Cawood & Howell Classification of the bony ridge

Class Description
Class I Pre-extraction
Class II Post-extraction
Class III Rounded ridge, adequate height and width
Class IV Knife-edge ridge; adequate height, inadequate width
Class V Flat ridge, inadequate height and width
Class VI Depressed ridge, varying degrees of basal bone loss; may be extensive with no predictable pattern

Cawood & Howell Classification of Edentulous Ridge (1988)

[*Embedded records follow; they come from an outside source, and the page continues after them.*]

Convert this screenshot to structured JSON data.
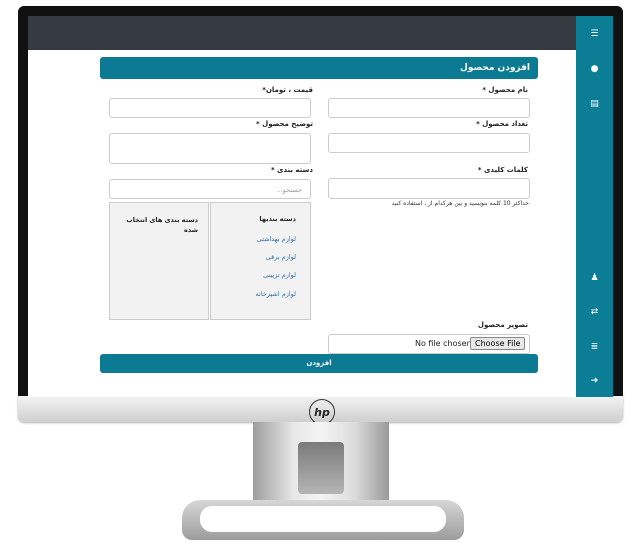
{
  "form": {
    "title": "افزودن محصول",
    "product_name_label": "نام محصول *",
    "price_label": "قیمت ، تومان*",
    "quantity_label": "تعداد محصول *",
    "description_label": "توضیح محصول *",
    "keywords_label": "کلمات کلیدی *",
    "keywords_hint": "حداکثر 10 کلمه بنویسید و بین هرکدام از ، استفاده کنید",
    "category_label": "دسته بندی *",
    "category_search_placeholder": "جستجو...",
    "categories_header": "دسته بندیها",
    "categories": [
      "لوازم بهداشتی",
      "لوازم برقی",
      "لوازم تزیینی",
      "لوازم اشپزخانه"
    ],
    "selected_header": "دسته بندی های انتخاب شده",
    "image_label": "تصویر محصول",
    "file_button": "Choose File",
    "file_status": "No file chosen",
    "submit_label": "افزودن"
  },
  "sidebar_icons": [
    "menu-icon",
    "dashboard-icon",
    "product-icon",
    "user-icon",
    "transfer-icon",
    "list-icon",
    "logout-icon"
  ],
  "brand": {
    "logo_text": "hp",
    "accent": "#0d7a94",
    "sidebar_color": "#0b7e95",
    "topbar_color": "#343a40"
  }
}
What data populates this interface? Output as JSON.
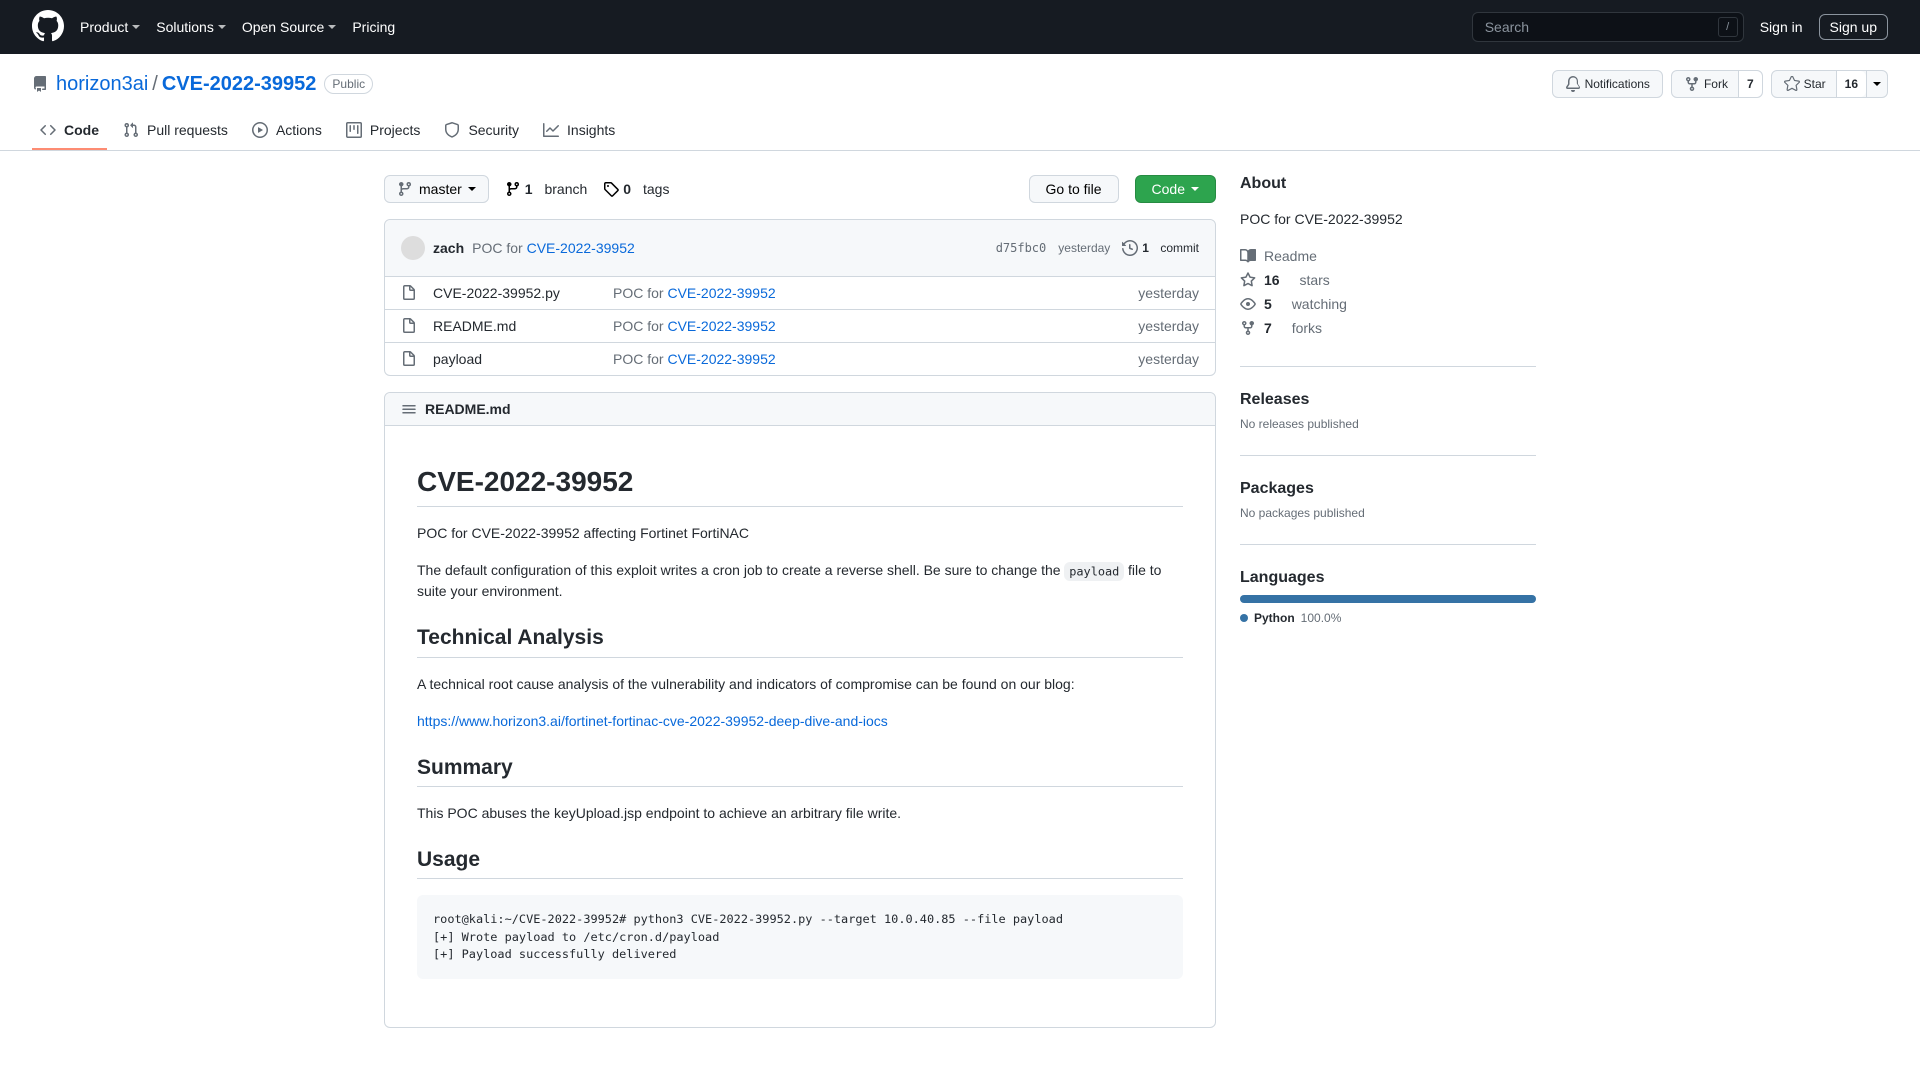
{
  "header": {
    "nav": [
      "Product",
      "Solutions",
      "Open Source",
      "Pricing"
    ],
    "search_placeholder": "Search",
    "signin": "Sign in",
    "signup": "Sign up"
  },
  "repo": {
    "owner": "horizon3ai",
    "name": "CVE-2022-39952",
    "badge": "Public",
    "actions": {
      "notifications": "Notifications",
      "fork": "Fork",
      "fork_count": "7",
      "star": "Star",
      "star_count": "16"
    }
  },
  "tabs": {
    "code": "Code",
    "pull_requests": "Pull requests",
    "actions": "Actions",
    "projects": "Projects",
    "security": "Security",
    "insights": "Insights"
  },
  "toolbar": {
    "branch": "master",
    "branches_count": "1",
    "branches_label": "branch",
    "tags_count": "0",
    "tags_label": "tags",
    "gotofile": "Go to file",
    "code": "Code"
  },
  "commit": {
    "author": "zach",
    "msg_prefix": "POC for ",
    "msg_link": "CVE-2022-39952",
    "sha": "d75fbc0",
    "date": "yesterday",
    "commits_count": "1",
    "commits_label": "commit"
  },
  "files": [
    {
      "name": "CVE-2022-39952.py",
      "msg_prefix": "POC for ",
      "msg_link": "CVE-2022-39952",
      "date": "yesterday"
    },
    {
      "name": "README.md",
      "msg_prefix": "POC for ",
      "msg_link": "CVE-2022-39952",
      "date": "yesterday"
    },
    {
      "name": "payload",
      "msg_prefix": "POC for ",
      "msg_link": "CVE-2022-39952",
      "date": "yesterday"
    }
  ],
  "readme": {
    "filename": "README.md",
    "h1": "CVE-2022-39952",
    "p1": "POC for CVE-2022-39952 affecting Fortinet FortiNAC",
    "p2a": "The default configuration of this exploit writes a cron job to create a reverse shell. Be sure to change the ",
    "p2_code": "payload",
    "p2b": " file to suite your environment.",
    "h2_tech": "Technical Analysis",
    "p3": "A technical root cause analysis of the vulnerability and indicators of compromise can be found on our blog:",
    "link": "https://www.horizon3.ai/fortinet-fortinac-cve-2022-39952-deep-dive-and-iocs",
    "h2_summary": "Summary",
    "p4": "This POC abuses the keyUpload.jsp endpoint to achieve an arbitrary file write.",
    "h2_usage": "Usage",
    "code": "root@kali:~/CVE-2022-39952# python3 CVE-2022-39952.py --target 10.0.40.85 --file payload\n[+] Wrote payload to /etc/cron.d/payload\n[+] Payload successfully delivered"
  },
  "about": {
    "title": "About",
    "desc": "POC for CVE-2022-39952",
    "readme": "Readme",
    "stars_count": "16",
    "stars_label": "stars",
    "watching_count": "5",
    "watching_label": "watching",
    "forks_count": "7",
    "forks_label": "forks"
  },
  "releases": {
    "title": "Releases",
    "none": "No releases published"
  },
  "packages": {
    "title": "Packages",
    "none": "No packages published"
  },
  "languages": {
    "title": "Languages",
    "name": "Python",
    "pct": "100.0%"
  }
}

  • Acquiring the ideal bone reduction is essential for the success of prosthetically driven implant placement procedure. 
  • Under- or over-reduction can result in the failure of the final implant-supported fixed prosthesis. 
  • CAD/CAM surgical guides are used to customize the bony ridge according to each patient’s restorative space requirements. 
  • However, most conventional bone reduction guides create an aggressively-flattened bony ridge which may not be desirable in some cases. 
  • Therefore, there’s an increased need for anatomically-accurate guides that are small, stable and strong. 
  • The field can benefit from customizable and versatile surgical guides that could be used to acquire the desired amount of bone removal while preserving as much tissue as possible. 
  • Conservative alveoplasty ensures a proper restorative space is obtained, creates an architecturally-sound implant-recipient site, conceals prosthesis-tissue line, and improves cleansability.
  • Aggressive flattening of the bony ridge can result in poor esthetics, decreased functionality, implant loss and prosthetic failure (e.g. material fracture).